Накормив паралитика основательно, прямо-таки как здоровенного рестлера, Донна рассказала, что «таким Элвина сделали злые мальчишки». А пока она говорила, я смотрел в ее холодные серые глаза, на волевой квадратный подбородок, на нервные, не находящие покоя руки, и не верил. Не купился на то, что «Элвин был таким добрым, таким милым мальчиком, который просто хотел дружить». Ну нет, скорее навязывался и манипулировал, я за милю чую червивых людишек. Когда меняешь школу практически каждый год, быстро начинаешь разбираться в человеческой натуре. Чего только стоил тот мерзкий взгляд в церкви — он же просто издевался над Сэнди, мысленно раздевал ее и лапал, лапал. Меж тем Донна скормила внуку еще пару ребрышек и продолжила:

— Они были старше его на целых три года. К тому же их было двое. Люк Конли и его кузен Дэвис. Помню, как-то Элвин пришел из школы с разбитым носом, мне ничего не рассказал, но я-то сразу догадалась. У нас маленький город, все как на ладони. Потом эти мерзавцы засунули бедному мальчику за пазуху мертвую крысу. Мисс Аллен хороший директор, но что толку разговаривать с родителями Люка и Дэвиса, тут не беседы нужны…
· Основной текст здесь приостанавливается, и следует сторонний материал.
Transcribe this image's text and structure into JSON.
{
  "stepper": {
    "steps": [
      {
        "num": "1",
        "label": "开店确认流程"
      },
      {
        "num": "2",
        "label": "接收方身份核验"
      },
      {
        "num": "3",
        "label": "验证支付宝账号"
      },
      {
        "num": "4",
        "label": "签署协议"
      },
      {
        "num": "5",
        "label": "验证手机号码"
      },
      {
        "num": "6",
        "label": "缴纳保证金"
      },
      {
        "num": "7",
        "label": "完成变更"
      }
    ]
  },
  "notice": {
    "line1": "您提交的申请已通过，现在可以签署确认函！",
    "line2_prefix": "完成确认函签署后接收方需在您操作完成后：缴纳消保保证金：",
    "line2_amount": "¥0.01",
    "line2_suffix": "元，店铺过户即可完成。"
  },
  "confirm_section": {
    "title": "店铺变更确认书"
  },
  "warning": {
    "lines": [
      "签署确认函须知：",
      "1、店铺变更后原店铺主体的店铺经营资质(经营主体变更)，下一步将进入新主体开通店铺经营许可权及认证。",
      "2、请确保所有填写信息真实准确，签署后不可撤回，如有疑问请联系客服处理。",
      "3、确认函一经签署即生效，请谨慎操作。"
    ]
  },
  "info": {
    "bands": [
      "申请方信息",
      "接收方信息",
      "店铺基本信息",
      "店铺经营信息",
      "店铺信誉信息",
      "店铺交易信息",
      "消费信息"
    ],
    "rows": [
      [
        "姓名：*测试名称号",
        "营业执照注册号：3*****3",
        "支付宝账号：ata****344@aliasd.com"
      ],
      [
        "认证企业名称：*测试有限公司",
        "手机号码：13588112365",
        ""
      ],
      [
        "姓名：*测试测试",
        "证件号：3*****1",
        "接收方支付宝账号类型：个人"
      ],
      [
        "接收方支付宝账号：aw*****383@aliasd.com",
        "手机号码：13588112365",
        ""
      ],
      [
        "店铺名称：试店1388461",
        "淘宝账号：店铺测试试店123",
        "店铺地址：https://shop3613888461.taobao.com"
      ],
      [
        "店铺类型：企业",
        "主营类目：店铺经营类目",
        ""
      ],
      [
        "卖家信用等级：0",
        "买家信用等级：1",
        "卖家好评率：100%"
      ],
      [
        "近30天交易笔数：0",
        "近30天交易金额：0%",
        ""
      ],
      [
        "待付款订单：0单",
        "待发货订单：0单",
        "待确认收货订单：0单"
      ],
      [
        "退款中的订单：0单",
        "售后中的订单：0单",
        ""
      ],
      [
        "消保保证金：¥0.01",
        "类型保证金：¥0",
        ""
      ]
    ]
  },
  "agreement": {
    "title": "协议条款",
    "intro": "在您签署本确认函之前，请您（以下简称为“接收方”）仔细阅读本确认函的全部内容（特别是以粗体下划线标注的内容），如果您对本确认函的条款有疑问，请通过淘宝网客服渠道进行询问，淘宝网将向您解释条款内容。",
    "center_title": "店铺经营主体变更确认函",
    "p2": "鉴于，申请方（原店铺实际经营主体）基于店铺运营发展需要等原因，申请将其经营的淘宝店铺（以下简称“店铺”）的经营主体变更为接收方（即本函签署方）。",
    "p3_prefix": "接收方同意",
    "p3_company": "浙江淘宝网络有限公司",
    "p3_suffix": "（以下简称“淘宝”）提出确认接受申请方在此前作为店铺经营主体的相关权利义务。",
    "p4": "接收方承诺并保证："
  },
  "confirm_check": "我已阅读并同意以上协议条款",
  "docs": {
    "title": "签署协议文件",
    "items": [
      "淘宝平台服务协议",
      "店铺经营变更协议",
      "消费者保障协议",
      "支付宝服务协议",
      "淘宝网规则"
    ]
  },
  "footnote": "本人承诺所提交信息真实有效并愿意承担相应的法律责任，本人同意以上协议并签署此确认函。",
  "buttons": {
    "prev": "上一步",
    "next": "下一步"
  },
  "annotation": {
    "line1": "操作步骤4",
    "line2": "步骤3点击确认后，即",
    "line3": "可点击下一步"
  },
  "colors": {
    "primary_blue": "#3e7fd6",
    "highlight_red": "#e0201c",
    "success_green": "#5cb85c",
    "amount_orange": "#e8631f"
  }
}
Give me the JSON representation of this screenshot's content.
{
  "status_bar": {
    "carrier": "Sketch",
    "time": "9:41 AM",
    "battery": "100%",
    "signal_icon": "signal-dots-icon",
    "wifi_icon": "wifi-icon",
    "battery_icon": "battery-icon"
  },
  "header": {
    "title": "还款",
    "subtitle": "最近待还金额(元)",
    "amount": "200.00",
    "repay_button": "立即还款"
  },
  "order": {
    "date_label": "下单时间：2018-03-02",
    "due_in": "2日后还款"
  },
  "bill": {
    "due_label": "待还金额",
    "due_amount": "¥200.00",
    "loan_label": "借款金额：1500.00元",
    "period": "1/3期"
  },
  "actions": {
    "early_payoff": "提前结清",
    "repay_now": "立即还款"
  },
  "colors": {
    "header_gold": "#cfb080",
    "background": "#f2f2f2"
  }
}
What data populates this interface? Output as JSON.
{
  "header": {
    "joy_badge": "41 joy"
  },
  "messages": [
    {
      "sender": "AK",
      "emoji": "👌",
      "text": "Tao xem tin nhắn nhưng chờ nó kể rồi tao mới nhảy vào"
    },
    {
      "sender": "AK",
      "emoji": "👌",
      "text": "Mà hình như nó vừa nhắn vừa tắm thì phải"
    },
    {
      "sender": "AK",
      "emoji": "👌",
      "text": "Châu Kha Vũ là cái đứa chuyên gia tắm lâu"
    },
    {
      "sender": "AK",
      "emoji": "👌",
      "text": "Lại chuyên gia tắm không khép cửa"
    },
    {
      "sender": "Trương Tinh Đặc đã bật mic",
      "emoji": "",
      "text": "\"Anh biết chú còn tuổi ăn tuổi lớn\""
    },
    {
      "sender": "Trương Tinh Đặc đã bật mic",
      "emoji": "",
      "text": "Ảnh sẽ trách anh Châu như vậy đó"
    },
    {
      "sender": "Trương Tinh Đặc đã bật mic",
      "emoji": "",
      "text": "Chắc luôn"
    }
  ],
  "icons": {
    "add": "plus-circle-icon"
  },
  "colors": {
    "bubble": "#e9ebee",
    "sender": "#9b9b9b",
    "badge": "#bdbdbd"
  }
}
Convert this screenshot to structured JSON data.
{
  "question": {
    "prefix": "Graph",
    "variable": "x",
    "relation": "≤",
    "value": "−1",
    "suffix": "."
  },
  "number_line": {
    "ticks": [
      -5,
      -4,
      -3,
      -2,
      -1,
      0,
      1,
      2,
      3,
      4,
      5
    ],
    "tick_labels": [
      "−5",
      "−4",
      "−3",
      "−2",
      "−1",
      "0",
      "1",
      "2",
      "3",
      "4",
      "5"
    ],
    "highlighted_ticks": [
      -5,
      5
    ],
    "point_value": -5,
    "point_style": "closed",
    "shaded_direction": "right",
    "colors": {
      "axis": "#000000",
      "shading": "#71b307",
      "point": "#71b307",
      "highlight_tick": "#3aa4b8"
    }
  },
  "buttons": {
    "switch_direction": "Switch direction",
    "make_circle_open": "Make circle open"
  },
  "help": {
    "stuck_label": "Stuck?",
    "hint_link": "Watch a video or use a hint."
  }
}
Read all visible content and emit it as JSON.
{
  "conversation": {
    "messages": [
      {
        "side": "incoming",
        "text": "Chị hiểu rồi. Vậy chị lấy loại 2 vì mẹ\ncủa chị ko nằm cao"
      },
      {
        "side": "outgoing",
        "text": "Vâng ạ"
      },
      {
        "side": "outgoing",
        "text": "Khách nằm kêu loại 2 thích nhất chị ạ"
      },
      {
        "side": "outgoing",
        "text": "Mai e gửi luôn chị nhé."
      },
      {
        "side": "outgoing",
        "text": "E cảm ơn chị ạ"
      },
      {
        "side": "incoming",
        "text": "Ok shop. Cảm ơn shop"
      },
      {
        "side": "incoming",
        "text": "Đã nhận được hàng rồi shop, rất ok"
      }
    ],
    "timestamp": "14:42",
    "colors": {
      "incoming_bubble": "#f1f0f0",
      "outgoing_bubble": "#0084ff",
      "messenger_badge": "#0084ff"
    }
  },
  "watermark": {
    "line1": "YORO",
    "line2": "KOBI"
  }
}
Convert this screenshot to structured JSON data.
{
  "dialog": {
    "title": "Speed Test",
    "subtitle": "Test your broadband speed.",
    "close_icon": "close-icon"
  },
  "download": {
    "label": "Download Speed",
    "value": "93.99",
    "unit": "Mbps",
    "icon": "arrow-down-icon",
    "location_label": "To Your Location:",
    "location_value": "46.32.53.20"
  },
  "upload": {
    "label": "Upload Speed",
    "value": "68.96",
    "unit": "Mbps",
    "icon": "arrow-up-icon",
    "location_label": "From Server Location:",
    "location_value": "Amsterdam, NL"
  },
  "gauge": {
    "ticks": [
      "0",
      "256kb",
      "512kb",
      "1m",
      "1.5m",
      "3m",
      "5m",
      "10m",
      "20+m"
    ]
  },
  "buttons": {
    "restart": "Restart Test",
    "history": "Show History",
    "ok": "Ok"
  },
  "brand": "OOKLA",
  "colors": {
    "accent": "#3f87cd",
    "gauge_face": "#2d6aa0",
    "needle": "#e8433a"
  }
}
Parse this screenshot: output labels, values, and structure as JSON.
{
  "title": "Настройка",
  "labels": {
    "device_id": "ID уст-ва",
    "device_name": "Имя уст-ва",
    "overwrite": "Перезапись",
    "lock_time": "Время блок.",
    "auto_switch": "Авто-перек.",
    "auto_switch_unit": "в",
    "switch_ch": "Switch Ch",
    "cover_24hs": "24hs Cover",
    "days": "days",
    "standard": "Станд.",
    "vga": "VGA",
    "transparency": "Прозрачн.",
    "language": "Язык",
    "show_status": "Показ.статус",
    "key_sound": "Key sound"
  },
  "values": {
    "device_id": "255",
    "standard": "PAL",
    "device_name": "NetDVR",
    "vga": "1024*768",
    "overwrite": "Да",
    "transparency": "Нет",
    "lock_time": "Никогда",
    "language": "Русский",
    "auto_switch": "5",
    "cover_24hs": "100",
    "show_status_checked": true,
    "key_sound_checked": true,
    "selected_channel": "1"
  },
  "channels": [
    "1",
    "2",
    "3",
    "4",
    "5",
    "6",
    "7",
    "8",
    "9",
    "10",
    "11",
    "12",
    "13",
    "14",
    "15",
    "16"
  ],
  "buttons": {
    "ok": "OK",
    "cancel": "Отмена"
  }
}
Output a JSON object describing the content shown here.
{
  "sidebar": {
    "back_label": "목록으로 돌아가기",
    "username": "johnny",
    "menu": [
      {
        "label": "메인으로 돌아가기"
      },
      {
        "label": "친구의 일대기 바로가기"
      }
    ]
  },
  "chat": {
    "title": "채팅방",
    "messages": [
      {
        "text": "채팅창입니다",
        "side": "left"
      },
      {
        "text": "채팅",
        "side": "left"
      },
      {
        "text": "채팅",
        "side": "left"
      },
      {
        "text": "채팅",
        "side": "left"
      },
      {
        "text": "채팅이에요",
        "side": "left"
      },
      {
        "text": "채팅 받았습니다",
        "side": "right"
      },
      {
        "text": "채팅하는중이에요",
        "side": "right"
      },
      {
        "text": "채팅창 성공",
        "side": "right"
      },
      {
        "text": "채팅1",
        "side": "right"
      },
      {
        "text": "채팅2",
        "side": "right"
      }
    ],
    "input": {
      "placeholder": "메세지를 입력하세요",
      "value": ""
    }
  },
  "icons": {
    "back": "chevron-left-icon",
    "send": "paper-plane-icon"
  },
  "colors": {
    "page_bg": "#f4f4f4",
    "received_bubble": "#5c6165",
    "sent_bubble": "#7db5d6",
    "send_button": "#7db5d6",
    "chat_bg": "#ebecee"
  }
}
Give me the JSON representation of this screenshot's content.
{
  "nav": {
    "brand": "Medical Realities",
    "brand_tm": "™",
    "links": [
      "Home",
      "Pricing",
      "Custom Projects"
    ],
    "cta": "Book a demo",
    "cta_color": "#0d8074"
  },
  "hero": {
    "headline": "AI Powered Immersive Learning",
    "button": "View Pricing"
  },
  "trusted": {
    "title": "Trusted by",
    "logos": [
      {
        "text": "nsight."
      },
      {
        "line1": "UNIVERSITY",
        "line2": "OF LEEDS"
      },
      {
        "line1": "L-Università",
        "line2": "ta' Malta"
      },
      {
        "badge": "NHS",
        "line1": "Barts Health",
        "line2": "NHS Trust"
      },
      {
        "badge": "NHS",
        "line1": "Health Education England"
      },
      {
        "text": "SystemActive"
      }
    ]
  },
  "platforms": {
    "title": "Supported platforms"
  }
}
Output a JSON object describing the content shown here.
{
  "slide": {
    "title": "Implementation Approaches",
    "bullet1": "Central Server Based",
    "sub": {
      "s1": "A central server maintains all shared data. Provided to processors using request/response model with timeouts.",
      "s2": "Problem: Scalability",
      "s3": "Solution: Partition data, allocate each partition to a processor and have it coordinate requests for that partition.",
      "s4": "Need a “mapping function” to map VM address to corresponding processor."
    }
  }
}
Меня заинтересовало кое-что:

— Элвин, а где твои родители?

Тот капнул соус на футболку и принялся трогать ноги с таким видом, будто впервые их видел. Донна протянула салфетку и ответила за внука:

— Считай, что умерли.

Никогда не слышал более странного ответа.

— В тот день… Весь октябрь лил дождь, а тут выглянуло солнце. Ну и как было не отпустить Элвина погулять по лесу? Бедный мальчик просто хотел подойти и поздороваться с Люком и Дэвисом, а те столкнули его в овраг и преспокойно разошлись по домам. Я забила тревогу лишь поздно вечером, Элвин часто гулял в лесу один, и никогда ничего не случалось. Мы с шерифом нашли его на дне оврага только на следующий день. У нас такие темные, такие глубокие овраги…

Из этой душещипательной истории я понял, что полиция не выдвинула обвинений против Люка и Дэвиса, которые в один голос заявили, что не видели Барнса в тот день и даже не были в лесу. Элвин же сломал позвоночник, шейку бедра, отбил почки, печень и селезенку, в общем, всю требуху, и на всю жизнь остался инвалидом.

— А что, Дэвис и Люк до сих пор живут здесь? — спросил отец, протягивая Элвину стакан с мятным лимонадом. — Держи, дружок.

От «дружка» Элвин расплылся в улыбке:

— Мне так нравится ваш дом, сэр. Хорошо, должно быть, жить в таком большом и красивом доме.

— О, нет, что вы! — продолжила меж тем Донна. — Прошла пара месяцев, стало ясно, что Элвин уже никогда не будет ходить, а этих поганцев и след простыл, бросили родителей и уехали куда-то.

Потом Донна долго и нудно перечисляла физиологические проблемы Элвина. И все слушали с неподдельным интересом. Ну, почти все, кроме одураченного именинника. Я хотел отомстить за это притянутое за уши внимание к неполноценности, был уверен, что поступаю правильно, даже увидел знак в начавшемся дожде.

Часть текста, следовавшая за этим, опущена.